The wireless side of things works perfectly. Easy to install, fast and works flawlessly. No interference with my wireless network. The wireless receiver attachs to a USB port and you can locate the device on a nearby desk thanks to a generous cable. The receiver is black with a single (green) light and actually looks quite good.
The nouse itself is fine - once I got over the shock of its weight and difficult scrolling. The wireless version is *much* heavier than the wired mouse (thanks to batteries and additional electronics). This additional weight makes more difference than you might think. But the biggest problem was the mouse wheel - it's much harder to scroll (in all directions) than the wired mouse. I've no idea why. Maybe my wired version had an exceptionally good mouse wheel (it was incredibidly sensitive and light to use); this one is much "heavier". It was so bad that my first reaction was to return the mouse to Amazon. But I persevered and I've got used to it.
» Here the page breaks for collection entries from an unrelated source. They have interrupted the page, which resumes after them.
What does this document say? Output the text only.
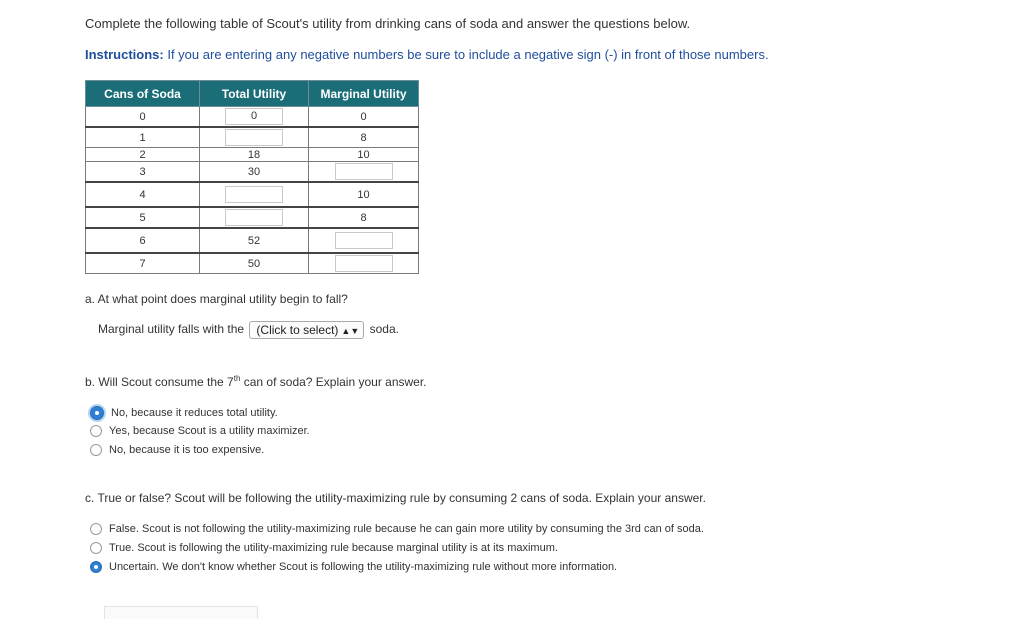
Complete the following table of Scout's utility from drinking cans of soda and answer the questions below.
Instructions: If you are entering any negative numbers be sure to include a negative sign (-) in front of those numbers.
Cans of Soda	Total Utility	Marginal Utility
0	0	0
1		8
2	18	10
3	30	
4		10
5		8
6	52	
7	50	
a. At what point does marginal utility begin to fall?
Marginal utility falls with the (Click to select) ▲︎▼︎ soda.
b. Will Scout consume the 7th can of soda? Explain your answer.
No, because it reduces total utility.
Yes, because Scout is a utility maximizer.
No, because it is too expensive.
c. True or false? Scout will be following the utility-maximizing rule by consuming 2 cans of soda. Explain your answer.
False. Scout is not following the utility-maximizing rule because he can gain more utility by consuming the 3rd can of soda.
True. Scout is following the utility-maximizing rule because marginal utility is at its maximum.
Uncertain. We don't know whether Scout is following the utility-maximizing rule without more information.
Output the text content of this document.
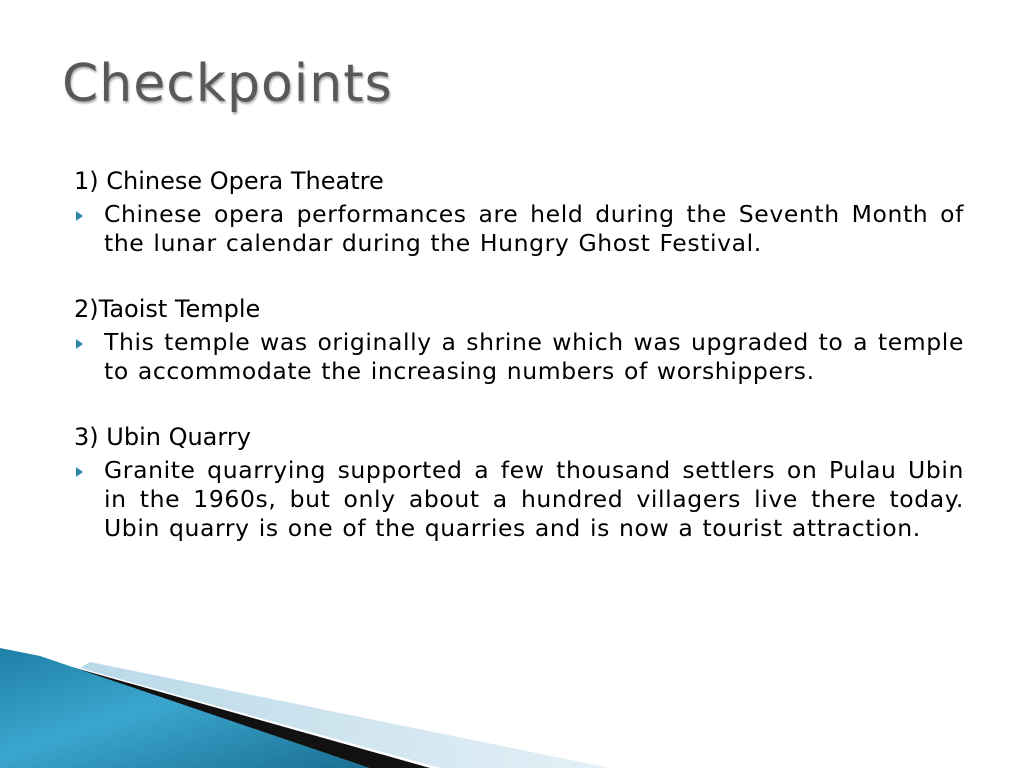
Checkpoints
1) Chinese Opera Theatre
Chinese opera performances are held during the Seventh Month of the lunar calendar during the Hungry Ghost Festival.
2)Taoist Temple
This temple was originally a shrine which was upgraded to a temple to accommodate the increasing numbers of worshippers.
3) Ubin Quarry
Granite quarrying supported a few thousand settlers on Pulau Ubin in the 1960s, but only about a hundred villagers live there today. Ubin quarry is one of the quarries and is now a tourist attraction.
Unlike the other reviewers, I like the leather effect and I love sideways scrolling. Once you've used it for a while you really miss it when you use a mouse without it. Superb for spreadsheets and browsing.
So, it's a mixed bag. Great wireless operation but heavy with a poor mouse wheel (compared with the wired version). But it feels like a quality product and MS claim that the battery life is 6 months - three times longer than any other mouse. Time will tell.